Raising a Ruckus: Ready For Your D-Card?


OK, I’m a little slow on the uptake here, but thanks to eagle-eyed Jeff Shannon, friend and fellow NEW MOBILITY contributor, I now know that the days of the Great Disability Scam are numbered. Via Jeff, I just learned that Bill O’Reilly, the self-designated “Paul Revere” on all things ruining this great nation, has found hard evidence that disability con-men and scofflaws — and you know who you are — are out there running helter-skelter and robbing us of what little national treasury is still in the account.

O’Reilly recently exposed the crippled underground for its almost gang-like corruption and thievery. His evidence: In June of 1992, there were 3.3 million Americans receiving federal disability payments. Twenty years later, word apparently got around and those disability rolls now number a shocking 8,733,000 individual hand-outs. Why such a budget-busting increase? “I’ll tell you why,” straight-talking Bill says, “It’s a con. It’s easy to put in a bogus disability claim.”

Bill’s not buying the lame arguments that there are 65 million more Americans in 2012 than in 1992, that more disabled people are living longer, thanks to medical science, or that Baby Boomers are turning 50 at the rate of one every seven seconds, thus increasing the number of people of advanced age who can become disabled. All liberal, do-good hogwash. In Bill’s view, it’s those pity-meisters, the placard-waving, lazy, wheelchair-using, “I-got-my-rights!” unproductive disabled folks out there who are stealing your tax money so they can live in X-Box Heaven.

The question is, what do we do about this public menace? First, we send undercover local news reporters out to catch these crippled crooks in the act, much like they do with workers collecting worker’s comp for a bad back although they can still lift a grand piano with one hand and place it on a flat-bed truck. It’s easy to play Video Gotcha with the guy in the Sears lot who parks in a disabled spot but “has a heart problem” or is perfectly mobile with a set of full-body crutches. The big catch is the disabled guy at home, collecting all that government largesse and spending it on “medical marijuana” to get high and not even trying to get that job as a farm worker or the guy standing on the corner all day waving the oversized sign for Mattress Emporium.

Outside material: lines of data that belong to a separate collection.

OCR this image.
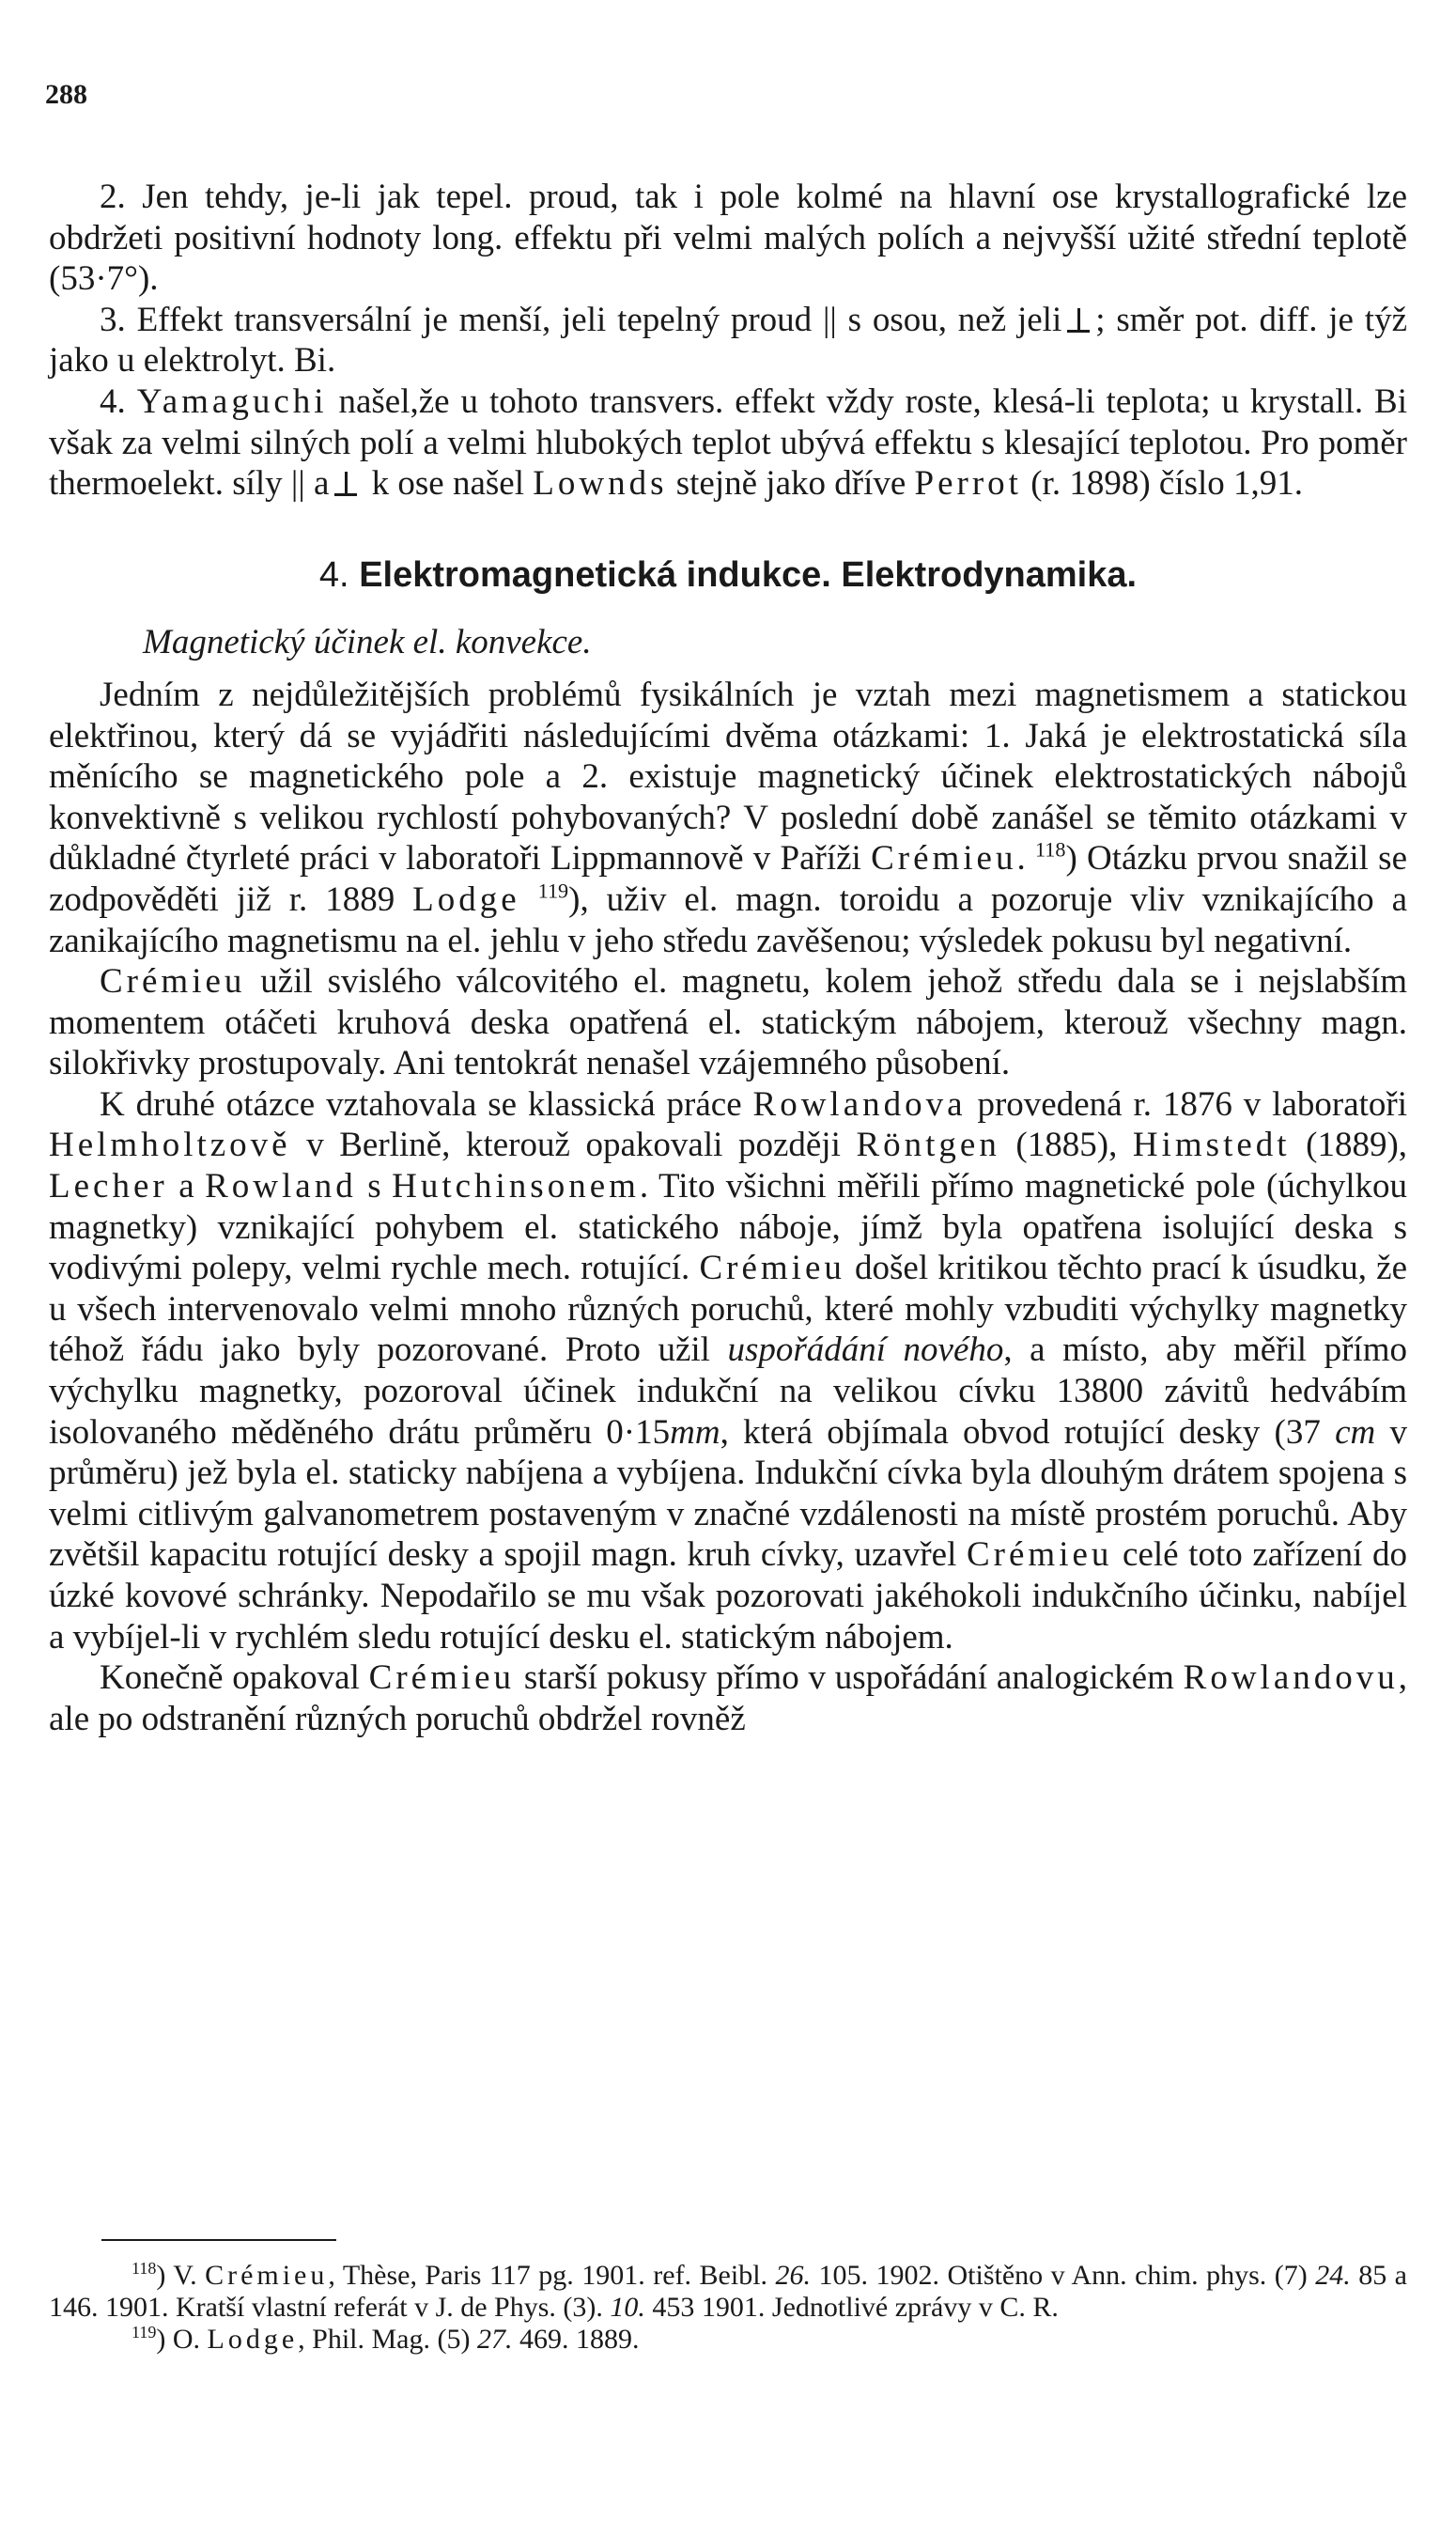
288

2. Jen tehdy, je-li jak tepel. proud, tak i pole kolmé na hlavní ose krystallografické lze obdržeti positivní hodnoty long. effektu při velmi malých polích a nejvyšší užité střední teplotě (53·7°).

3. Effekt transversální je menší, jeli tepelný proud || s osou, než jeli ; směr pot. diff. je týž jako u elektrolyt. Bi.

4. Yamaguchi našel,že u tohoto transvers. effekt vždy roste, klesá-li teplota; u krystall. Bi však za velmi silných polí a velmi hlubokých teplot ubývá effektu s klesající teplotou. Pro poměr thermoelekt. síly || a k ose našel Lownds stejně jako dříve Perrot (r. 1898) číslo 1,91.

4. Elektromagnetická indukce. Elektrodynamika.
Magnetický účinek el. konvekce.

Jedním z nejdůležitějších problémů fysikálních je vztah mezi magnetismem a statickou elektřinou, který dá se vyjádřiti následujícími dvěma otázkami: 1. Jaká je elektrostatická síla měnícího se magnetického pole a 2. existuje magnetický účinek elektrostatických nábojů konvektivně s velikou rychlostí pohybovaných? V poslední době zanášel se těmito otázkami v důkladné čtyrleté práci v laboratoři Lippmannově v Paříži Crémieu. $^{118}$) Otázku prvou snažil se zodpověděti již r. 1889 Lodge $^{119}$), uživ el. magn. toroidu a pozoruje vliv vznikajícího a zanikajícího magnetismu na el. jehlu v jeho středu zavěšenou; výsledek pokusu byl negativní.

Crémieu užil svislého válcovitého el. magnetu, kolem jehož středu dala se i nejslabším momentem otáčeti kruhová deska opatřená el. statickým nábojem, kterouž všechny magn. silokřivky prostupovaly. Ani tentokrát nenašel vzájemného působení.

K druhé otázce vztahovala se klassická práce Rowlandova provedená r. 1876 v laboratoři Helmholtzově v Berlině, kterouž opakovali později Röntgen (1885), Himstedt (1889), Lecher a Rowland s Hutchinsonem. Tito všichni měřili přímo magnetické pole (úchylkou magnetky) vznikající pohybem el. statického náboje, jímž byla opatřena isolující deska s vodivými polepy, velmi rychle mech. rotující. Crémieu došel kritikou těchto prací k úsudku, že u všech intervenovalo velmi mnoho různých poruchů, které mohly vzbuditi výchylky magnetky téhož řádu jako byly pozorované. Proto užil uspořádání nového, a místo, aby měřil přímo výchylku magnetky, pozoroval účinek indukční na velikou cívku 13800 závitů hedvábím isolovaného měděného drátu průměru 0·15mm, která objímala obvod rotující desky (37 cm v průměru) jež byla el. staticky nabíjena a vybíjena. Indukční cívka byla dlouhým drátem spojena s velmi citlivým galvanometrem postaveným v značné vzdálenosti na místě prostém poruchů. Aby zvětšil kapacitu rotující desky a spojil magn. kruh cívky, uzavřel Crémieu celé toto zařízení do úzké kovové schránky. Nepodařilo se mu však pozorovati jakéhokoli indukčního účinku, nabíjel a vybíjel-li v rychlém sledu rotující desku el. statickým nábojem.

Konečně opakoval Crémieu starší pokusy přímo v uspořádání analogickém Rowlandovu, ale po odstranění různých poruchů obdržel rovněž

$^{118}$) V. Crémieu, Thèse, Paris 117 pg. 1901. ref. Beibl. 26. 105. 1902. Otištěno v Ann. chim. phys. (7) 24. 85 a 146. 1901. Kratší vlastní referát v J. de Phys. (3). 10. 453 1901. Jednotlivé zprávy v C. R.

$^{119}$) O. Lodge, Phil. Mag. (5) 27. 469. 1889.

Next, appoint a Congressional commission to study the problem. Maybe this scam has been going on for decades without the rest of us knowing about it. I mean, really, how many pictures of FDR actually using crutches or a wheelchair have you seen? There aren’t many. He didn’t want the public to feel sorry for him. Or, was it because he didn’t really need a plaid blanket and wooden chair when he was chasing his mistress, Lucy Mercer, around the Lincoln Bedroom? Maybe he had a little polio, sure, but if you can end the Depression and punch Hitler in the nose, you can’t be all that disabled. I rest my case.

Once the commission has shocked the nation into action, it’s time to play hardball with these citizen bandits. Follow Arizona’s lead with those pesky illegal immigrants: make all so-called disabled persons carry their official D-card at all times. It would be blue, of course, not green, but police would be free to stop you at any time and demand to see proof that you really are, say, a T12 para. Even if you’re a high quad in a power chair with a vent, if you can’t produce that card, you’re headed for jail and possible deportation to Canada, where they apparently like the disabled.

And how much are those SSI or SSDI checks, anyway? With SSI, it’s 439 big ones, but with SSDI, checks average a King’s ransom amount of $850 or $10,200 a year. Well below the poverty line, sure, but still a wad of free cash. Under the Bush Tax Cut, if you make a million dollars a year, you get a tax cut of $113,000. That’s a lot more than $10K, but it’s American money — money some Wall Street guy earned selling CDOs to Greece — and anyway, everybody knows, it’s better to be rich than to have carry a D-Card the rest of your life.

Thank you, Mr. O’Reilly, for opening a weary nation’s eyes to this epidemic of money-grubbing crippled people.